До 1956 года фильм на иностранном языке в этой почетной номинации, несомненно, выбирали из нескольких кандидатов, однако публику в перипетии конкурентной борьбы не посвящали. Дважды в эту пору награду получал Рене Клеман (Renе Clеment). В 1950-м — за фильм «У стен Малапаги, или По ту сторону решетки» («Le mura di Malapaga»). Широкая публика помнила Габена по «Великой иллюзии» Жана Ренуара. Академики, вероятно, и по другим его работам, по фильмам «Набережная туманов» и «День начинается» Карне. Ретроспективные показы удобны тем, что помогают отследить динамику (занудным тоном): как начинали, чем продолжили… Может, кто и запишет «Малапагу» в нео-, но, кажется, вполне понятно, что этот реализм — «поэтический». Роль, сыгранная Габеном, прямиком отсылает ко всем предыдущим криминальным драмам с его участием. Невольный (или вольный) убийца «с человеческим лицом», встретивший подлинную любовь накануне краха или гибели. И, уж, конечно, он звезда! В Европе на него валом валили. Пишешь материал и обязательно узнаешь что-то новенькое. Приведу забавную цитату, сопровождавшую дебют Габена в кино. Его родители играли в мюзик-холле, и актерскую карьеру он начинал в театре. Тому, что прошел пробы, — удивился безмерно: работавший с Габеном оператор ежеминутно поправлял позу актера, требовал следить за камерой. Явившись на съемки, актер поспешил заявить: «Ладно, я буду участвовать в вашем кино. Только предупреждаю: я ничего не смыслю во всей этой механике. Учтите это!.. Я чувствую, что так же пригоден к работе в кино, как к тому, чтобы стать пастором. Если дело не будет клеиться, я умываю руки… Вся ответственность ложится на вас». Фильм был признан лучшим и в Каннах. Рене Клемана наградили как лучшего режиссера. А среди актерских работ отметили не Габена – Изу Миранду.

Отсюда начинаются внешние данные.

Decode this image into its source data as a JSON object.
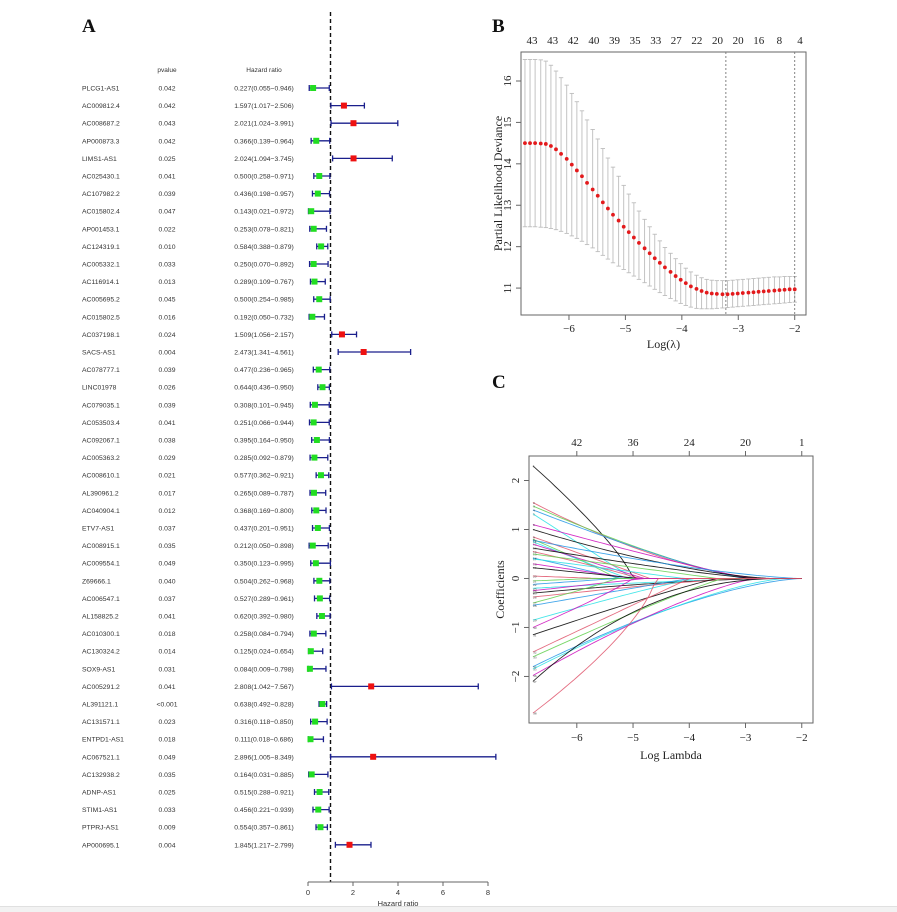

«Jeux interdits» («Запрещенные игры», 1952) – это экранизация французского романа. Июнь 40-го. Колонну беженцев бомбят немцы. Ах, как снято. На то мгновенье, пока уцелевшие не поднимают головы, вас посещает жуткая уверенность, что погибли все. Автор романа, Franсois Boyer, был одним из сценаристов и диалоги сам писал. Мальчик лет 8 ищет сбежавшую корову и натыкается на пятилеточку: «Где твоя мать. – Умерла. – А где твой отец? – Умер. — (после непродолжительного молчания): Ну, вот что, мой отец не умер и здорово меня отдерет, если я не поймаю эту корову!» Так знакомятся главные герои: едва ставшая сиротой городская девочка Полетт и крестьянский сын Мишель. Нет рецензии, где не отмечалась бы игра детей, выросших в профессиональные актеры. Особенно умиляет девочка, хотя мальчик все-таки точнее, выразительнее. Но вообще, что настоящие беспризорники (у де Сика и Росселлини), что благополучные дети в неореализме действительно хороши.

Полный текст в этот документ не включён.